Security posture, in plain language.

LAST REVIEWED — JUNE 2026

You are trusting us with a database credential. That deserves specifics, not badges. Here is exactly how OffsiteDB handles your data, what we ask for, and where the limits are.

What we ask you to give us

A Postgres connection string — ideally for a read-only role, which is all a backup needs. Create one in 30 seconds:

CREATE ROLE offsitedb_reader LOGIN PASSWORD '...';
GRANT CONNECT ON DATABASE postgres TO offsitedb_reader;
GRANT USAGE ON SCHEMA public TO offsitedb_reader;
GRANT SELECT ON ALL TABLES IN SCHEMA public TO offsitedb_reader;
GRANT SELECT ON ALL SEQUENCES IN SCHEMA public TO offsitedb_reader;
ALTER DEFAULT PRIVILEGES IN SCHEMA public
  GRANT SELECT ON TABLES TO offsitedb_reader;
ALTER DEFAULT PRIVILEGES IN SCHEMA public
  GRANT SELECT ON SEQUENCES TO offsitedb_reader;

We test the connection before saving and never need write access to your database for backups.

What gets backed up

A backup captures every schema the connecting role can read — tables, sequences, views, constraints, functions, and extensions. The snippet above grants the public schema, which holds your application data and is all most people need.

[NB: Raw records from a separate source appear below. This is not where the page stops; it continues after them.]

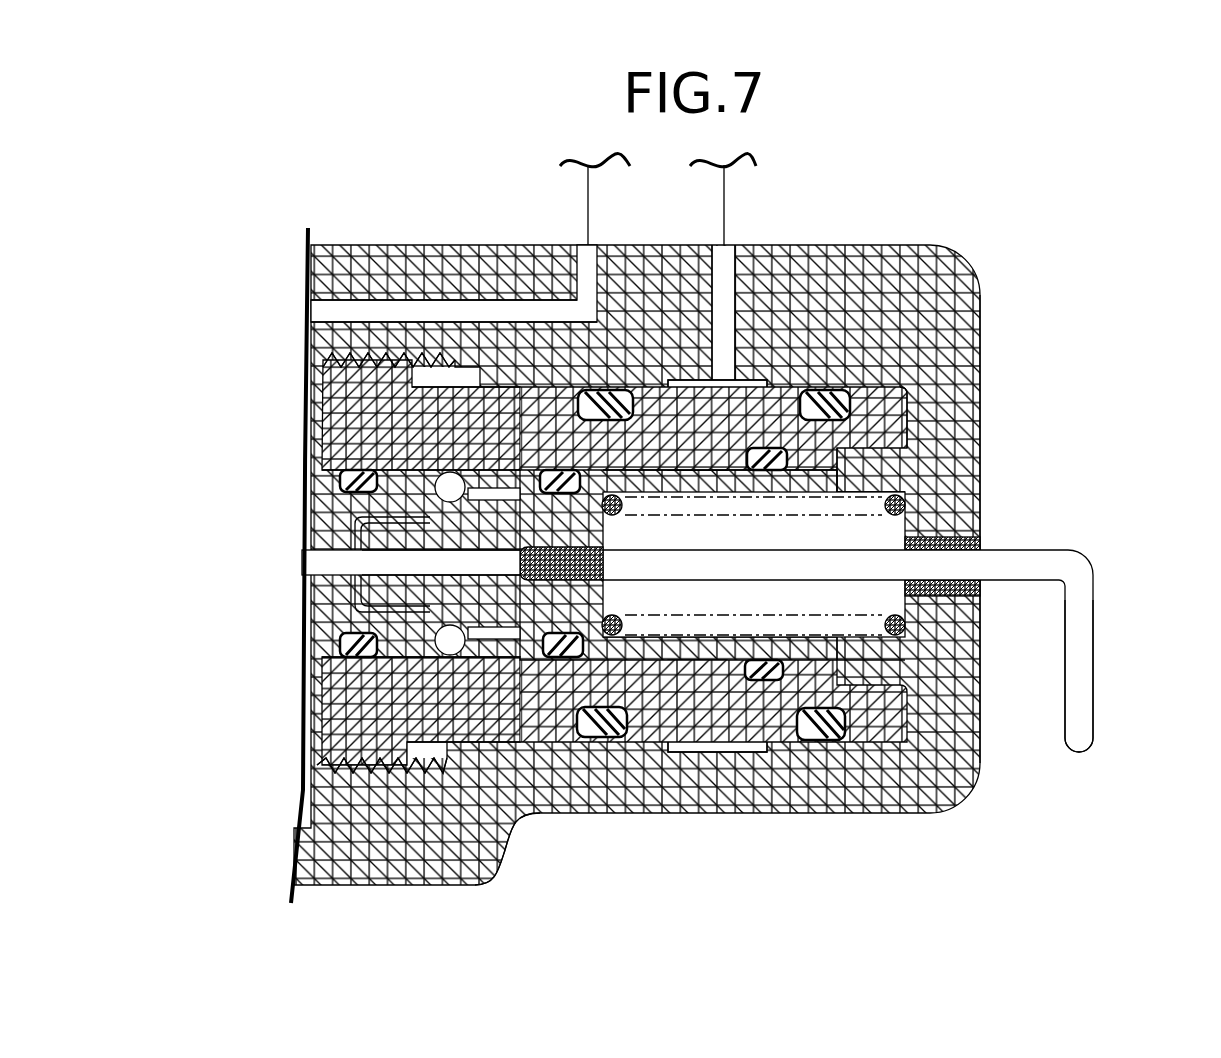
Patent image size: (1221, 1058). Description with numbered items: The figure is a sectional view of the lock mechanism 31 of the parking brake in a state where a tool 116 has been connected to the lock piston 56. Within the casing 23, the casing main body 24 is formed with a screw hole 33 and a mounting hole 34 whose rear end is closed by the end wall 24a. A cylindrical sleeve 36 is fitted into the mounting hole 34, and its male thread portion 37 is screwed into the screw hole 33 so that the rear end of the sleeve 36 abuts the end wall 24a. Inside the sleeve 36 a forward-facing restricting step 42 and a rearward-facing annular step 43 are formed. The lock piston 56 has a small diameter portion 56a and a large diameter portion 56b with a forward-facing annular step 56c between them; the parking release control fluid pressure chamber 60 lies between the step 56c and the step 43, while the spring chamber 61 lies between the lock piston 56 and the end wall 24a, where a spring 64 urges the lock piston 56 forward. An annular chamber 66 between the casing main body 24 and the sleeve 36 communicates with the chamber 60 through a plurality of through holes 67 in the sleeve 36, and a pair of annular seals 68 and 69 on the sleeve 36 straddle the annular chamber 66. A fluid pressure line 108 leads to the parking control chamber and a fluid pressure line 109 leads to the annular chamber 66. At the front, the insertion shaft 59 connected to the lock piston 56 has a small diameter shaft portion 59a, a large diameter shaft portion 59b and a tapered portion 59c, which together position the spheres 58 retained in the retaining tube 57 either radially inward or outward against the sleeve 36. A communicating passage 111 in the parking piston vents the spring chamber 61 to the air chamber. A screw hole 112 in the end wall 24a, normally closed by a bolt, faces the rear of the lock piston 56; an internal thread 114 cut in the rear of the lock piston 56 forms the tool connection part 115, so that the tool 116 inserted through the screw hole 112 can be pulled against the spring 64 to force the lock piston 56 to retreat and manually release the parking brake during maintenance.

The casing 23 is at (516, 860).
The casing main body 24 is at (683, 807).
The end wall 24a is at (962, 730).
The lock mechanism 31 is at (322, 715).
The screw hole 33 is at (327, 382).
The mounting hole 34 is at (907, 390).
The sleeve 36 is at (907, 415).
The male thread portion 37 is at (385, 352).
The restricting step 42 is at (427, 665).
The annular step 43 is at (670, 493).
The lock piston 56 is at (847, 670).
The small diameter portion 56a is at (537, 467).
The large diameter portion 56b is at (837, 467).
The annular step 56c is at (690, 672).
The retaining tube 57 is at (486, 488).
The spheres 58 is at (450, 472).
The insertion shaft 59 is at (348, 588).
The small diameter shaft portion 59a is at (340, 487).
The large diameter shaft portion 59b is at (425, 640).
The tapered portion 59c is at (440, 500).
The parking release control fluid pressure chamber 60 is at (677, 680).
The spring chamber 61 is at (768, 546).
The spring 64 is at (907, 493).
The annular chamber 66 is at (737, 398).
The through holes 67 is at (697, 388).
The annular seal 68 is at (605, 390).
The annular seal 69 is at (838, 390).
The fluid pressure line 108 is at (475, 298).
The fluid pressure line 109 is at (724, 390).
The communicating passage 111 is at (497, 560).
The screw hole 112 is at (980, 545).
The internal thread 114 is at (547, 582).
The tool connection part 115 is at (612, 582).
The tool 116 is at (1077, 697).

If your data also lives in other schemas, grant the role access to them too. For example, to include a second app schema, add USAGE and SELECT on it the same way:

GRANT USAGE ON SCHEMA app TO offsitedb_reader;
GRANT SELECT ON ALL TABLES IN SCHEMA app TO offsitedb_reader;
GRANT SELECT ON ALL SEQUENCES IN SCHEMA app TO offsitedb_reader;

Supabase note: the public schema is your app data. The managed auth and storage schemas are owned by Supabase and aren't readable by a normal role — if you need them in your off-site backup, connect with your full postgres connection string instead of a restricted role, and the backup will include everything that role can see. OffsiteDB never holds write access either way.

Credentials at rest

• Connection strings and storage credentials are encrypted with AES-256-GCM before they touch the database, using a master key that lives only in the application environment — never in the database itself.
• Passwords are hashed with scrypt and a per-user salt. We cannot read them.
• Credentials are decrypted only in memory, at the moment a backup runs.

Backup artifacts

• Dumps are encrypted before they leave the worker: streamed through gzip and AES-256-GCM in one pass, then uploaded. Plaintext never lands in your bucket or our storage.
• Each artifact carries a SHA-256 integrity hash, and every snapshot is verified by restoring it — first pg_restore --list against the decrypted archive, then a full restore drill into a scratch Postgres cluster with row counts checked.
• With your own S3/R2 destination, we hold credentials (sealed as above) but never the only copy of your data.

In transit

• All dashboard and API traffic is TLS-only, fronted by Cloudflare with HTTPS enforced end-to-end to the origin.
• Database connections use the Postgres wire protocol with TLS where your provider supports it (Supabase, Neon, RDS all do).

Access model

• Sessions are 32-byte random tokens in httpOnly, secure cookies. Sessions are invalidated on password reset.
• API keys (for the checkpoint API) are scoped to your account and rotatable from Settings at any time.
• Authentication endpoints are rate-limited against credential stuffing.
• Operationally, one engineer (the operator) has infrastructure access. There is no support staff with database reach.

What we are not

OffsiteDB is not SOC 2 certified — certifications cost more than a young product can honestly carry, and we would rather tell you that than imply otherwise. What we give you instead is the artifact your auditor actually wants: a monthly Restore Drill Report with tested restore times, retention proof, and per-snapshot drill evidence for your own SOC 2 / due-diligence answers.

Reporting a vulnerability

Email [email protected] with “SECURITY” in the subject. You will get a human response within 48 hours, a fix timeline, and credit if you want it. Please don't test against other customers' data — spin up a free trial and break that instead.